The island of Manhattan became a virtual fortress Tuesday afternoon with
the NYPD and U.S. military moving to seal off key streets in midtown.
As police and military helicopters made continuous sweeps over the
city skyline, sand trucks were moved into location, blocking access to
such well-known city landmarks as the Empire State Building and United
Nations headquarters.
Tours to the Statue of Liberty and nearby Ellis Island were suspended and
National Guardsmen moved into position in New York's Grand Central Terminal
and Penn Station.
At United Nations headquarters and the U.S./U.N. mission across the street
on New York's East River waterfront, the Secret Service and the U.S. military
began preparing for the arrival of President George W. Bush on Thursday.
Bush, along with Pakistani president Pervez Musharraf and Afghan president
Hamid Karzai, is scheduled to address the opening of the United Nations
2002 General Assembly.
The NYPD's harbor patrol and the U.S. Coast Guard began positioning ships not
only along the U.N.'s waterfront but also at several key bridges, such as the
George Washington and Verrazano Narrows bridges. The Narrows bridge,
the longest single-suspension bridge in America, straddles the entrance
to New York harbor and is the starting point for the annual New York
Marathon.
Even New York area post offices were put on alert, a result of the anthrax attacks after 9/11. The United Nations Post Office was ordered shut for at least a week by the U.S. Secret Service.

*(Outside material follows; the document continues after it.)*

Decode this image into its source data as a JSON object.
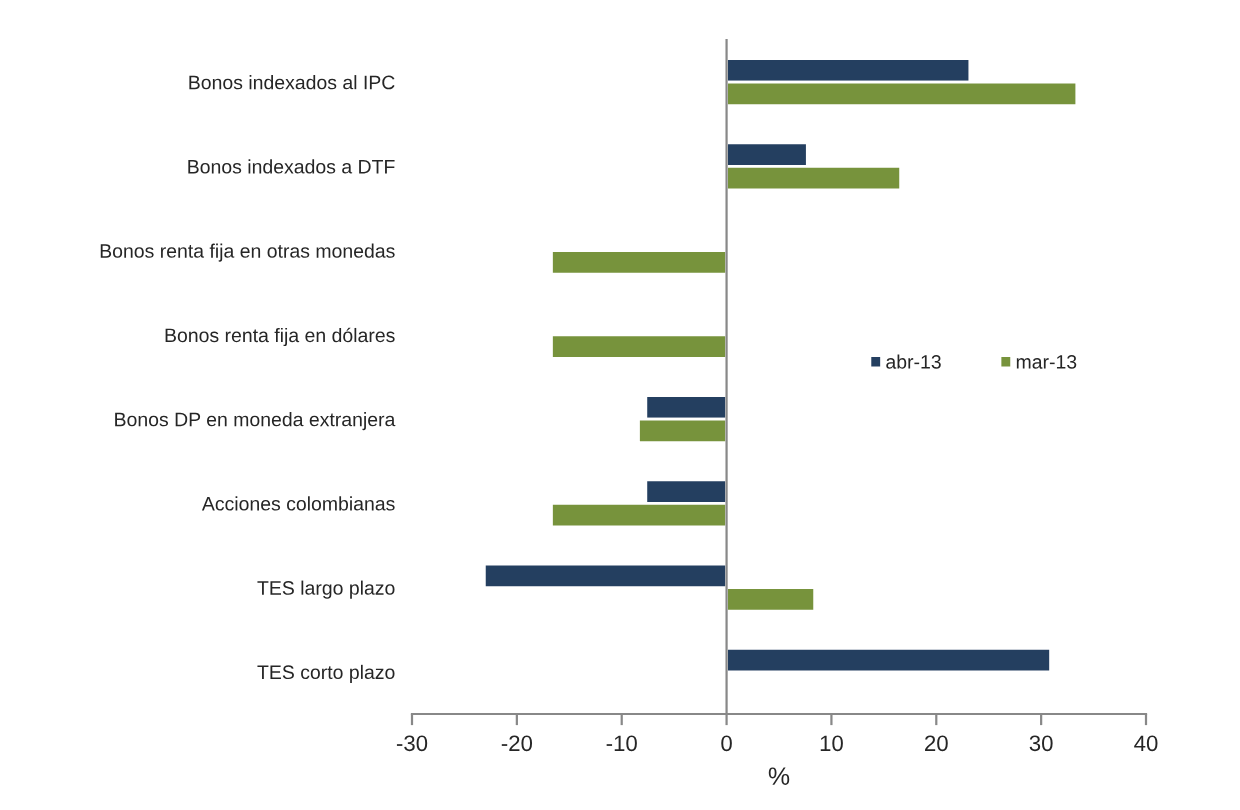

"No mail in, no mail out," a postal clerk sheepishly informed patrons.
The U.N. facility serves more than 10,000 workers at the world organization's headquarters.
"What can we do?" explained one postal official. "We believe we will be down for a week, but it could be more; the Secret Service is not revealing the details."
While many folks both inside the U.N. and outside began complaining about the security actions, when they thought back to Sept. 11, 2001, those complaints quickly vanished. And as New Yorkers are famed for doing, they just accepted the restrictions and tried to move about the Big Apple as best they could.